Mobile manipulators are designed to perform complex sequences of navigation and manipulation tasks in human-centered environments. While recent optimization-based methods such as Hierarchical Task Model Predictive Control (HTMPC) enable efficient multitask execution with strict task priorities, they have so far been applied mainly to static or structured scenarios. Extending these approaches to dynamic human-centered environments requires predictive models that capture how humans react to the actions of the robot. This work introduces Safe Mobile Manipulation with Interactive Human Prediction via Task-Hierarchical Bilevel Model Predictive Control (SMITH), a unified framework that combines HTMPC with interactive human motion prediction through bilevel optimization that jointly accounts for robot and human dynamics. The framework is validated on two different mobile manipulators, the Stretch 3 and the Ridgeback-UR10, across three experimental settings: (i) delivery tasks with different navigation and manipulation priorities, (ii) sequential pick-and-place tasks with different human motion prediction models, and (iii) interactions involving adversarial human behavior.
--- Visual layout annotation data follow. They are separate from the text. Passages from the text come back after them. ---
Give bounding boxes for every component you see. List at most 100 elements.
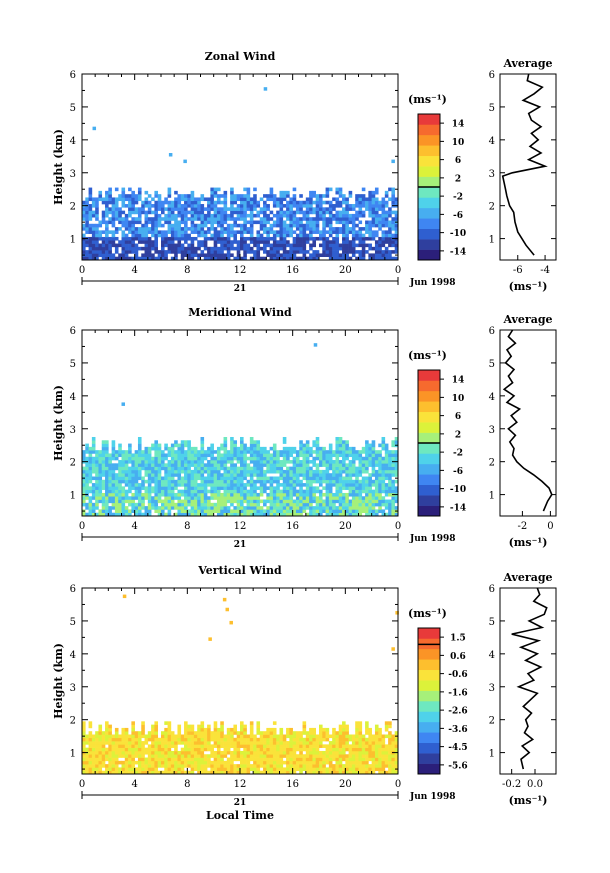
heatmap-cell bbox=[286, 210, 290, 215]
heatmap-cell bbox=[338, 512, 343, 517]
heatmap-cell bbox=[309, 476, 313, 481]
heatmap-cell bbox=[243, 747, 247, 752]
heatmap-cell bbox=[256, 243, 261, 248]
heatmap-cell bbox=[193, 227, 198, 231]
heatmap-cell bbox=[378, 502, 382, 507]
heatmap-cell bbox=[147, 253, 152, 258]
heatmap-cell bbox=[190, 764, 195, 768]
heatmap-cell bbox=[128, 509, 132, 514]
heatmap-cell bbox=[322, 506, 326, 510]
heatmap-cell bbox=[279, 253, 284, 258]
heatmap-cell bbox=[167, 727, 172, 732]
heatmap-cell bbox=[203, 731, 208, 735]
heatmap-cell bbox=[193, 217, 198, 221]
heatmap-cell bbox=[365, 737, 369, 742]
heatmap-cell bbox=[325, 760, 330, 765]
heatmap-cell bbox=[144, 446, 149, 451]
heatmap-cell bbox=[180, 754, 185, 758]
heatmap-cell bbox=[223, 489, 228, 494]
heatmap-cell bbox=[210, 473, 214, 477]
heatmap-cell bbox=[210, 456, 214, 461]
heatmap-cell bbox=[305, 207, 310, 211]
heatmap-cell bbox=[85, 476, 89, 481]
heatmap-cell bbox=[174, 213, 178, 218]
heatmap-cell bbox=[391, 479, 396, 484]
heatmap-cell bbox=[302, 450, 307, 454]
heatmap-cell bbox=[243, 509, 247, 514]
heatmap-cell bbox=[286, 767, 290, 772]
heatmap-cell bbox=[174, 190, 178, 195]
heatmap-cell bbox=[259, 240, 264, 244]
heatmap-cell bbox=[259, 731, 264, 735]
heatmap-cell bbox=[371, 496, 376, 500]
heatmap-cell bbox=[345, 754, 349, 758]
heatmap-cell bbox=[378, 213, 382, 218]
heatmap-cell bbox=[256, 760, 261, 765]
heatmap-cell bbox=[286, 230, 290, 234]
heatmap-cell bbox=[374, 744, 379, 748]
heatmap-cell bbox=[361, 213, 366, 218]
heatmap-cell bbox=[230, 469, 234, 474]
heatmap-cell bbox=[328, 479, 333, 484]
heatmap-cell bbox=[147, 240, 152, 244]
heatmap-cell bbox=[295, 256, 300, 261]
heatmap-cell bbox=[272, 469, 277, 474]
heatmap-cell bbox=[151, 760, 155, 765]
heatmap-cell bbox=[131, 236, 135, 241]
heatmap-cell bbox=[388, 466, 392, 471]
heatmap-cell bbox=[348, 499, 353, 504]
heatmap-cell bbox=[124, 731, 129, 735]
heatmap-cell bbox=[374, 489, 379, 494]
heatmap-cell bbox=[124, 499, 129, 504]
heatmap-cell bbox=[144, 227, 149, 231]
heatmap-cell bbox=[216, 496, 221, 500]
heatmap-cell bbox=[381, 233, 386, 238]
heatmap-cell bbox=[207, 724, 211, 729]
heatmap-cell bbox=[295, 754, 300, 758]
heatmap-cell bbox=[226, 741, 231, 745]
heatmap-cell bbox=[266, 727, 270, 732]
heatmap-cell bbox=[164, 502, 168, 507]
heatmap-cell bbox=[345, 236, 349, 241]
heatmap-cell bbox=[121, 747, 126, 752]
heatmap-cell bbox=[236, 446, 241, 451]
heatmap-cell bbox=[315, 194, 320, 198]
heatmap-cell bbox=[272, 767, 277, 772]
heatmap-cell bbox=[371, 499, 376, 504]
heatmap-cell bbox=[299, 236, 303, 241]
heatmap-cell bbox=[124, 243, 129, 248]
heatmap-cell bbox=[368, 509, 372, 514]
heatmap-cell bbox=[282, 744, 287, 748]
heatmap-cell bbox=[328, 767, 333, 772]
heatmap-cell bbox=[276, 483, 280, 487]
heatmap-cell bbox=[319, 200, 323, 205]
heatmap-cell bbox=[365, 509, 369, 514]
heatmap-cell bbox=[355, 217, 359, 221]
heatmap-cell bbox=[164, 747, 168, 752]
heatmap-cell bbox=[378, 483, 382, 487]
heatmap-cell bbox=[272, 240, 277, 244]
heatmap-cell bbox=[282, 476, 287, 481]
heatmap-cell bbox=[105, 767, 109, 772]
heatmap-cell bbox=[249, 506, 254, 510]
heatmap-cell bbox=[322, 737, 326, 742]
heatmap-cell bbox=[137, 194, 142, 198]
heatmap-cell bbox=[180, 760, 185, 765]
heatmap-cell bbox=[381, 204, 386, 208]
heatmap-cell bbox=[332, 463, 336, 467]
heatmap-cell bbox=[200, 767, 205, 772]
heatmap-cell bbox=[210, 502, 214, 507]
heatmap-cell bbox=[253, 469, 257, 474]
heatmap-cell bbox=[342, 727, 346, 732]
heatmap-cell bbox=[322, 476, 326, 481]
heatmap-cell bbox=[332, 230, 336, 234]
heatmap-cell bbox=[124, 197, 129, 202]
heatmap-cell bbox=[272, 750, 277, 755]
heatmap-cell bbox=[249, 256, 254, 261]
heatmap-cell bbox=[190, 727, 195, 732]
heatmap-cell bbox=[118, 213, 122, 218]
heatmap-cell bbox=[161, 492, 165, 497]
heatmap-cell bbox=[216, 256, 221, 261]
heatmap-cell bbox=[190, 760, 195, 765]
heatmap-cell bbox=[154, 217, 159, 221]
Our results highlight how interactive prediction enables safe and efficient coordination, outperforming baselines that rely on weighted objectives or open-loop human models.

Paper Structure

This paper contains 14 sections, 6 equations, 7 figures.

Figures (7)

  • Figure 1: Snapshots of pick-and-place tasks in human-centered environments with the Ridgeback–UR10 (top) and Stretch 3 (bottom) platforms along with a top-down view animation. The illustrated SM$^2$ITH solutions consist of planned robot trajectories coupled with human predictions allowing the robot to interactively navigate among humans while coordinating multiple prioritized mobile manipulation tasks. Video: http://tiny.cc/sm2ith.
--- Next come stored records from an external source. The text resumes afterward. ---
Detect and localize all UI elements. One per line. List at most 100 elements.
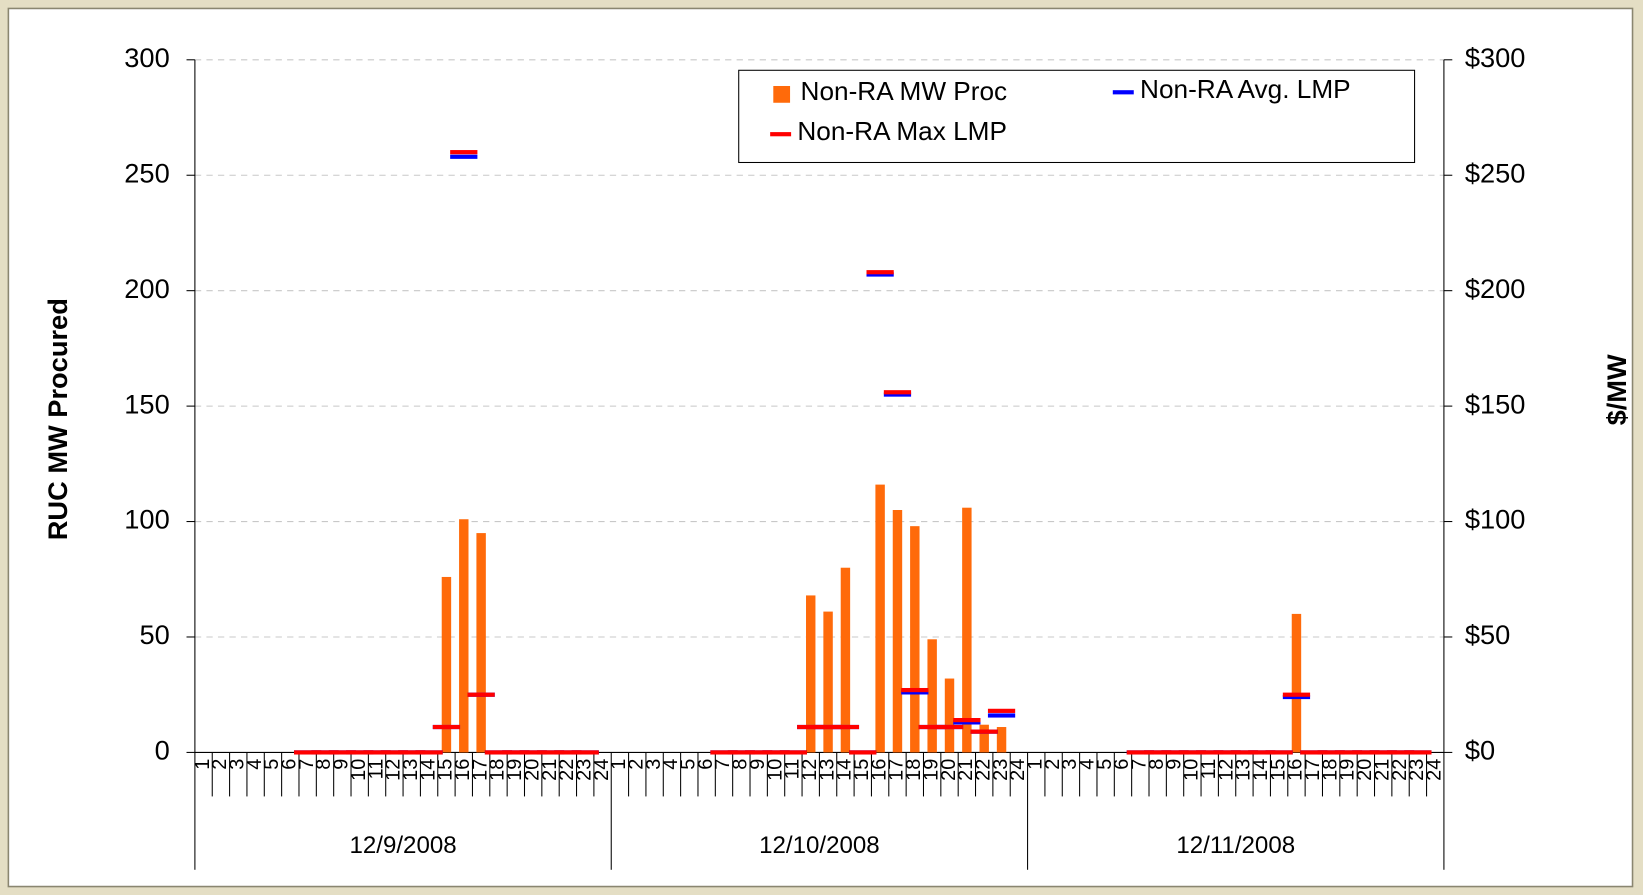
lmp-marker — [311, 750, 339, 755]
x-tick-label: 1 — [608, 759, 630, 770]
lmp-marker — [727, 750, 755, 755]
lmp-marker — [814, 724, 842, 730]
lmp-marker — [831, 724, 860, 730]
bar — [840, 567, 851, 753]
x-tick-label: 1 — [192, 759, 214, 770]
lmp-marker — [987, 713, 1016, 718]
x-tick-label: 5 — [678, 759, 700, 770]
y-tick-label: 250 — [124, 157, 169, 188]
y2-tick-label: $300 — [1465, 42, 1526, 73]
lmp-marker — [1265, 750, 1293, 755]
y-tick-label: 50 — [139, 619, 169, 650]
lmp-marker — [380, 750, 409, 755]
y2-tick-label: $50 — [1465, 619, 1510, 650]
y-tick-label: 100 — [124, 504, 169, 535]
x-tick-label: 7 — [1129, 759, 1151, 770]
lmp-marker — [467, 692, 495, 697]
lmp-marker — [849, 750, 877, 755]
x-tick-label: 3 — [227, 759, 249, 770]
lmp-marker — [1300, 750, 1328, 755]
x-tick-label: 19 — [920, 759, 942, 781]
x-tick-label: 18 — [903, 759, 925, 781]
lmp-marker — [1352, 750, 1380, 755]
lmp-marker — [294, 750, 322, 755]
lmp-marker — [432, 724, 461, 730]
lmp-marker — [970, 729, 998, 734]
lmp-marker — [519, 750, 547, 755]
x-tick-label: 10 — [1181, 759, 1203, 781]
lmp-marker — [1317, 750, 1345, 755]
lmp-marker — [1334, 750, 1363, 755]
x-tick-label: 24 — [1423, 759, 1445, 781]
x-tick-label: 17 — [886, 759, 908, 781]
lmp-marker — [450, 154, 478, 159]
bar — [979, 724, 989, 753]
lmp-marker — [883, 390, 912, 395]
x-tick-label: 8 — [730, 759, 752, 770]
lmp-marker — [450, 150, 478, 155]
y-tick-label: 0 — [155, 735, 170, 766]
y-tick-label: 150 — [124, 388, 169, 419]
x-tick-label: 4 — [244, 759, 266, 770]
legend-swatch — [773, 85, 791, 103]
legend-label: Non-RA Avg. LMP — [1140, 74, 1351, 104]
bar — [944, 678, 955, 753]
bar — [962, 507, 972, 753]
x-tick-label: 23 — [1406, 759, 1428, 781]
lmp-marker — [1213, 750, 1241, 755]
x-tick-label: 6 — [279, 759, 301, 770]
bar — [476, 533, 486, 753]
x-tick-label: 15 — [435, 759, 457, 781]
x-tick-label: 5 — [261, 759, 283, 770]
lmp-marker — [328, 750, 356, 755]
legend — [738, 69, 1416, 164]
x-tick-label: 14 — [417, 759, 439, 781]
x-tick-label: 12 — [799, 759, 821, 781]
bar — [823, 611, 833, 753]
lmp-marker — [398, 750, 426, 755]
lmp-marker — [866, 270, 894, 275]
lmp-marker — [762, 750, 790, 755]
lmp-marker — [484, 750, 513, 755]
x-tick-label: 3 — [1059, 759, 1081, 770]
bar — [806, 595, 816, 753]
lmp-marker — [554, 750, 582, 755]
x-tick-label: 12 — [383, 759, 405, 781]
lmp-marker — [1282, 694, 1311, 700]
x-tick-label: 9 — [747, 759, 769, 770]
x-tick-label: 19 — [1337, 759, 1359, 781]
x-tick-label: 24 — [591, 759, 613, 781]
lmp-marker — [745, 750, 773, 755]
lmp-marker — [1282, 692, 1311, 697]
x-tick-label: 23 — [573, 759, 595, 781]
x-tick-label: 1 — [1024, 759, 1046, 770]
x-tick-label: 10 — [764, 759, 786, 781]
x-tick-label: 9 — [1163, 759, 1185, 770]
x-tick-label: 8 — [1146, 759, 1168, 770]
y2-tick-label: $0 — [1465, 735, 1495, 766]
y-tick-label: 300 — [124, 42, 169, 73]
lmp-marker — [1369, 750, 1397, 755]
lmp-marker — [866, 272, 894, 277]
lmp-marker — [1178, 750, 1206, 755]
x-tick-label: 19 — [504, 759, 526, 781]
x-tick-label: 14 — [834, 759, 856, 781]
x-tick-label: 24 — [1007, 759, 1029, 781]
group-label: 12/11/2008 — [1176, 832, 1295, 859]
x-tick-label: 6 — [695, 759, 717, 770]
x-tick-label: 21 — [1371, 759, 1393, 781]
lmp-marker — [953, 720, 981, 725]
x-tick-label: 15 — [1267, 759, 1289, 781]
lmp-marker — [1386, 750, 1415, 755]
x-tick-label: 2 — [209, 759, 231, 770]
x-tick-label: 22 — [556, 759, 578, 781]
bar — [910, 526, 920, 753]
x-tick-label: 13 — [400, 759, 422, 781]
x-tick-label: 13 — [816, 759, 838, 781]
x-tick-label: 21 — [955, 759, 977, 781]
x-tick-label: 3 — [643, 759, 665, 770]
lmp-marker — [797, 724, 825, 730]
legend-swatch — [770, 132, 792, 137]
x-tick-label: 7 — [296, 759, 318, 770]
  • Figure 2: Proposed control architecture composed of three main blocks. The motion generation block (orange) computes the control commands using a hierarchical predictive formulation that accounts for both robot tasks and predicted human motion. The planning block (green) organizes the tasks into a priority hierarchy and generates the corresponding references to be tracked. The human estimation block (blue) detects humans in the environment and estimates their motion, providing predictions that feed into the control loop.
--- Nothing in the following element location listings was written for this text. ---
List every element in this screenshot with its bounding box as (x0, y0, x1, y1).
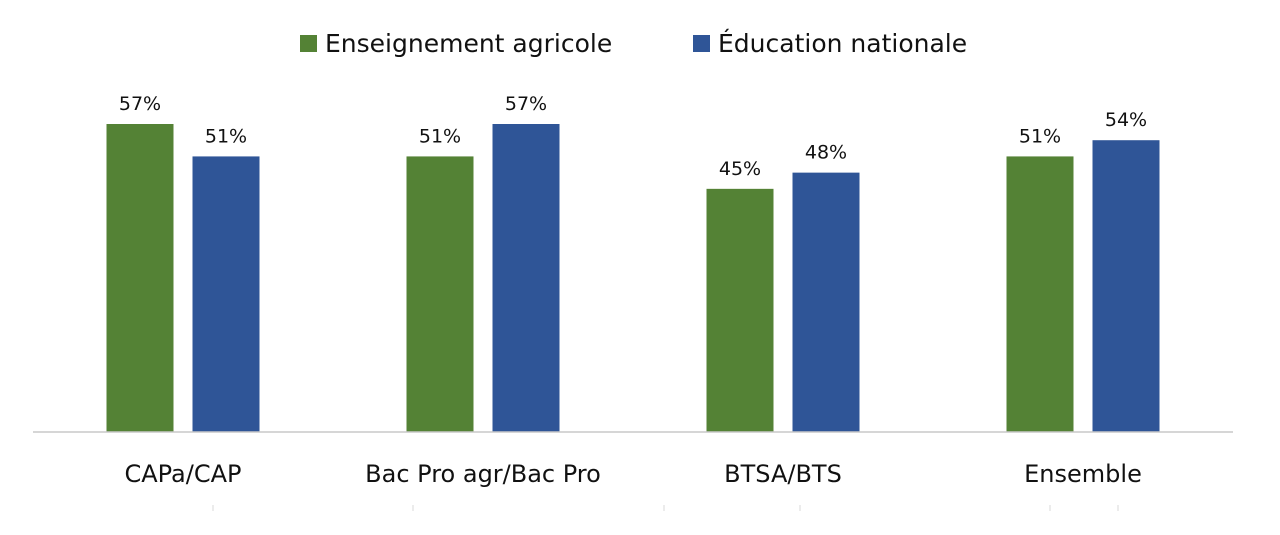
bar-education-nationale-ensemble (1092, 140, 1160, 433)
value-label-enseignement-agricole-capa-cap: 57% (119, 93, 161, 115)
x-axis-labels: CAPa/CAP Bac Pro agr/Bac Pro BTSA/BTS Ensem… (124, 460, 1141, 488)
category-label-btsa-bts: BTSA/BTS (724, 460, 842, 488)
legend: Enseignement agricole Éducation national… (300, 29, 967, 58)
bar-enseignement-agricole-ensemble (1006, 156, 1074, 432)
legend-swatch-enseignement-agricole (300, 35, 317, 52)
value-label-enseignement-agricole-bac-pro-agr-bac-pro: 51% (419, 125, 461, 147)
legend-label-enseignement-agricole: Enseignement agricole (325, 29, 612, 58)
category-label-ensemble: Ensemble (1024, 460, 1142, 488)
bars-layer: 57% 51% 51% 57% 45% 48% 51% 54% (106, 93, 1160, 433)
value-label-enseignement-agricole-ensemble: 51% (1019, 125, 1061, 147)
bar-enseignement-agricole-btsa-bts (706, 188, 774, 432)
category-label-bac-pro-agr-bac-pro: Bac Pro agr/Bac Pro (365, 460, 601, 488)
bar-education-nationale-capa-cap (192, 156, 260, 432)
bar-enseignement-agricole-bac-pro-agr-bac-pro (406, 156, 474, 432)
value-label-enseignement-agricole-btsa-bts: 45% (719, 158, 761, 180)
x-axis-ticks (212, 505, 1119, 511)
legend-swatch-education-nationale (693, 35, 710, 52)
value-label-education-nationale-capa-cap: 51% (205, 125, 247, 147)
value-label-education-nationale-bac-pro-agr-bac-pro: 57% (505, 93, 547, 115)
bar-education-nationale-bac-pro-agr-bac-pro (492, 124, 560, 432)
category-label-capa-cap: CAPa/CAP (124, 460, 241, 488)
legend-label-education-nationale: Éducation nationale (718, 29, 967, 58)
bar-enseignement-agricole-capa-cap (106, 124, 174, 432)
bar-education-nationale-btsa-bts (792, 172, 860, 432)
value-label-education-nationale-btsa-bts: 48% (805, 142, 847, 164)
value-label-education-nationale-ensemble: 54% (1105, 109, 1147, 131)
  • Figure 3: Box-and-whisker plots summarizing the results of task prioritization experiments comparing the SM$^2$ITH and the weighted sum method. For cases where the end effector task is prioritized we present the average and maximum end-effector tracking error and the navigation efficiency in the Banner tasks (end effector task prioritized E$\ge$B) and in the Cup task (base task prioritized B$\ge$E). Median values are illustrated by the line in the box-and-whisker plots and mean values are indicated by the $\times$. At higher human densities (3 humans), the proposed SM$^2$ITH method outperforms the weighted sum controller on the high-priority task, highlighting the benefits of strict lexicographic prioritization.
  • Figure 4: In both scenarios, the human slowly approaches the robot arm, and the robot has two options to avoid collision, either by retracting the end effector or moving the base. In the banner transport scenario (top), the end effector task has higher priority and the base of the robot moves to avoid collision with the human, while in the cup transport scenario (bottom), the base task has higher priority, and the end effector retracts instead. These examples showcase the potential of leveraging hierarchical formulation to encode different robot behaviors based on the context.
  • Figure 5: Experimental setup for the pick-and-place experiments. The robot starts from the illustrated position and must pick the red hat and place it into the target and end the run by returning to the start point. Each scenario involves $n_h \in \{1,2\}$ humans, starting at the illustrated positions and crossing to the opposite side of the room each time the robot travels between start, pick, place, and end locations.